Dunia hari ini seolah berubah menjadi panggung debat raksasa tanpa moderator. Di media sosial hingga ruang diskusi publik, perbedaan pendapat sering kali tidak lagi dipandang sebagai kekayaan intelektual, melainkan sebagai medan perang. Fenomena ini sangat memprihatinkan karena banyak orang yang merasa membela kebenaran agama, namun melakukannya dengan cara-cara yang justru menjauh dari nilai-nilai agama itu sendiri. Sebagai umat yang mengedepankan Akhlakul Karimah, kita perlu merenungkan kembali apakah argumen yang kita sampaikan bertujuan untuk mencari rida Allah atau sekadar memuaskan ego pribadi untuk merasa paling benar.
Islam sejak awal telah mengakui bahwa perbedaan adalah sebuah keniscayaan atau sunnatullah. Tidak ada satu pun manusia yang memiliki perspektif yang benar-benar identik dalam memandang realitas sosial. Namun, yang sering terlupakan adalah perintah Allah untuk tetap menjaga kelembutan tutur kata, bahkan ketika berhadapan dengan orang yang memiliki pandangan berseberangan. Allah SWT berfirman dalam Al-Qur'an:
فَقُولَا لَهُ قَوْلًا لَيِّنًا لَعَلَّهُ يَتَذَكَّرُ أَوْ يَخْشَى
Maka berbicaralah kamu berdua kepadanya dengan kata-kata yang lemah lembut, mudah-mudahan ia ingat atau takut. Ayat ini merupakan teguran keras bagi kita yang sering kali merasa berhak menghujat orang lain hanya karena berbeda pandangan, padahal Nabi Musa dan Harun saja diperintahkan untuk berlemah lembut kepada Firaun yang jelas-jelas melampaui batas.
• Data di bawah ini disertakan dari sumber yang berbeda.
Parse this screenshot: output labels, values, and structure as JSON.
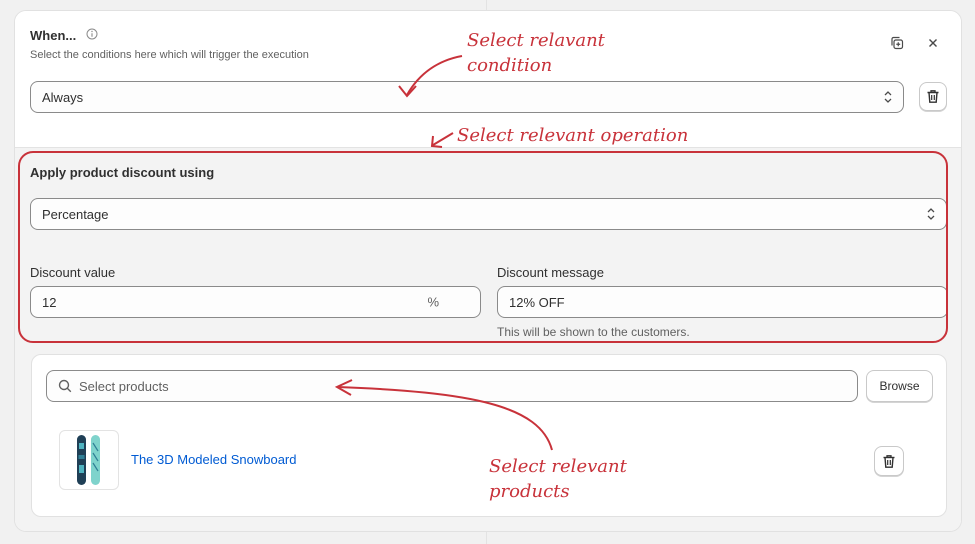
{
  "when": {
    "title": "When...",
    "subtitle": "Select the conditions here which will trigger the execution",
    "condition_value": "Always"
  },
  "operation": {
    "title": "Apply product discount using",
    "type_value": "Percentage",
    "discount_value_label": "Discount value",
    "discount_value": "12",
    "discount_value_suffix": "%",
    "discount_message_label": "Discount message",
    "discount_message": "12% OFF",
    "discount_message_help": "This will be shown to the customers."
  },
  "products": {
    "search_placeholder": "Select products",
    "browse_label": "Browse",
    "items": [
      {
        "title": "The 3D Modeled Snowboard"
      }
    ]
  },
  "annotations": {
    "condition_line1": "Select relavant",
    "condition_line2": "condition",
    "operation": "Select relevant operation",
    "products_line1": "Select relevant",
    "products_line2": "products",
    "color": "#c8323a"
  },
  "colors": {
    "link": "#005bd3",
    "annotation": "#c8323a",
    "border": "#8a8a8a"
  }
}
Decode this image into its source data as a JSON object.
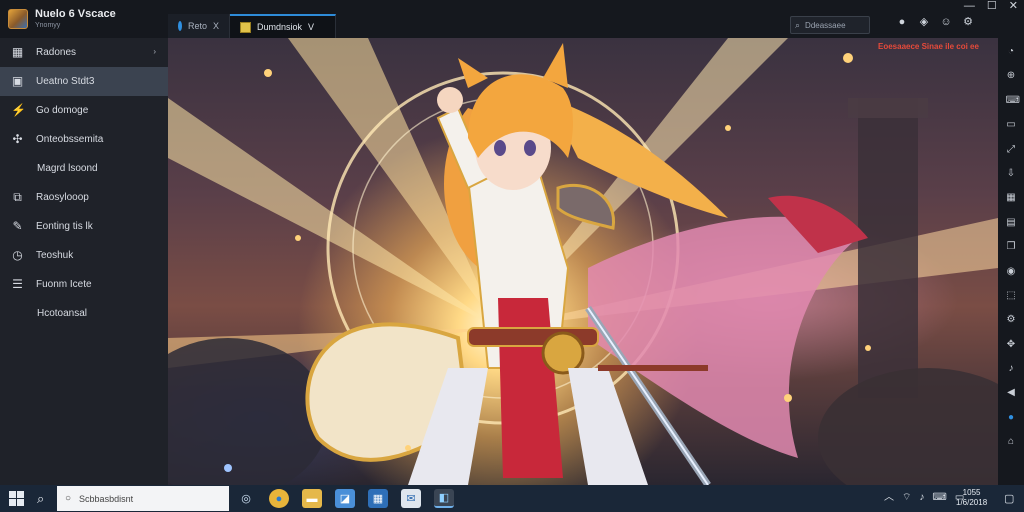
{
  "app": {
    "title": "Nuelo 6 Vscace",
    "subtitle": "Ynomyy"
  },
  "tabs": [
    {
      "label": "Reto",
      "close": "X",
      "icon": "globe-icon"
    },
    {
      "label": "Dumdnsiok",
      "close": "V",
      "icon": "app-icon"
    }
  ],
  "search": {
    "placeholder": "Ddeassaee"
  },
  "topbar_icons": [
    "user-icon",
    "shield-icon",
    "smile-icon",
    "gear-icon"
  ],
  "window_controls": {
    "minimize": "—",
    "maximize": "☐",
    "close": "✕"
  },
  "sidebar": {
    "items": [
      {
        "label": "Radones",
        "icon": "grid-icon",
        "chevron": "›"
      },
      {
        "label": "Ueatno Stdt3",
        "icon": "library-icon"
      },
      {
        "label": "Go domoge",
        "icon": "bolt-icon"
      },
      {
        "label": "Onteobssemita",
        "icon": "controller-icon"
      },
      {
        "label": "Magrd lsoond",
        "icon": ""
      },
      {
        "label": "Raosylooop",
        "icon": "store-icon"
      },
      {
        "label": "Eonting tis lk",
        "icon": "wrench-icon"
      },
      {
        "label": "Teoshuk",
        "icon": "compass-icon"
      },
      {
        "label": "Fuonm Icete",
        "icon": "list-icon"
      },
      {
        "label": "Hcotoansal",
        "icon": ""
      }
    ]
  },
  "main": {
    "notice": "Eoesaaece Sinae ile coi ee"
  },
  "rail_icons": [
    "bell-icon",
    "plus-icon",
    "keyboard-icon",
    "monitor-icon",
    "expand-icon",
    "download-icon",
    "grid-icon",
    "table-icon",
    "window-icon",
    "camera-icon",
    "capture-icon",
    "settings-icon",
    "move-icon",
    "volume-icon",
    "back-icon",
    "blue-app-icon",
    "home-icon"
  ],
  "taskbar": {
    "search_placeholder": "Scbbasbdisnt",
    "apps": [
      "cortana-icon",
      "chrome-icon",
      "folder-icon",
      "photos-icon",
      "store-icon",
      "mail-icon",
      "emulator-icon"
    ],
    "tray": [
      "chevron-up-icon",
      "network-icon",
      "volume-icon",
      "keyboard-icon",
      "chat-icon"
    ],
    "time": "1055",
    "date": "1/6/2018",
    "notification": "notification-icon"
  }
}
Krisis adab dalam berpendapat saat ini berakar dari hilangnya kerendahhatian dalam berilmu. Banyak individu yang baru mempelajari satu lembar literatur namun sudah merasa memegang kunci surga dan berhak menghakimi sesat mereka yang berbeda. Padahal, para ulama salaf terdahulu memberikan teladan luar biasa dalam mengelola ikhtilaf. Imam Syafi'i pernah berkata bahwa pendapatnya benar namun mengandung kemungkinan salah, sementara pendapat orang lain salah namun mengandung kemungkinan benar. Sikap inklusif seperti inilah yang seharusnya menjadi fondasi dalam setiap interaksi sosial kita.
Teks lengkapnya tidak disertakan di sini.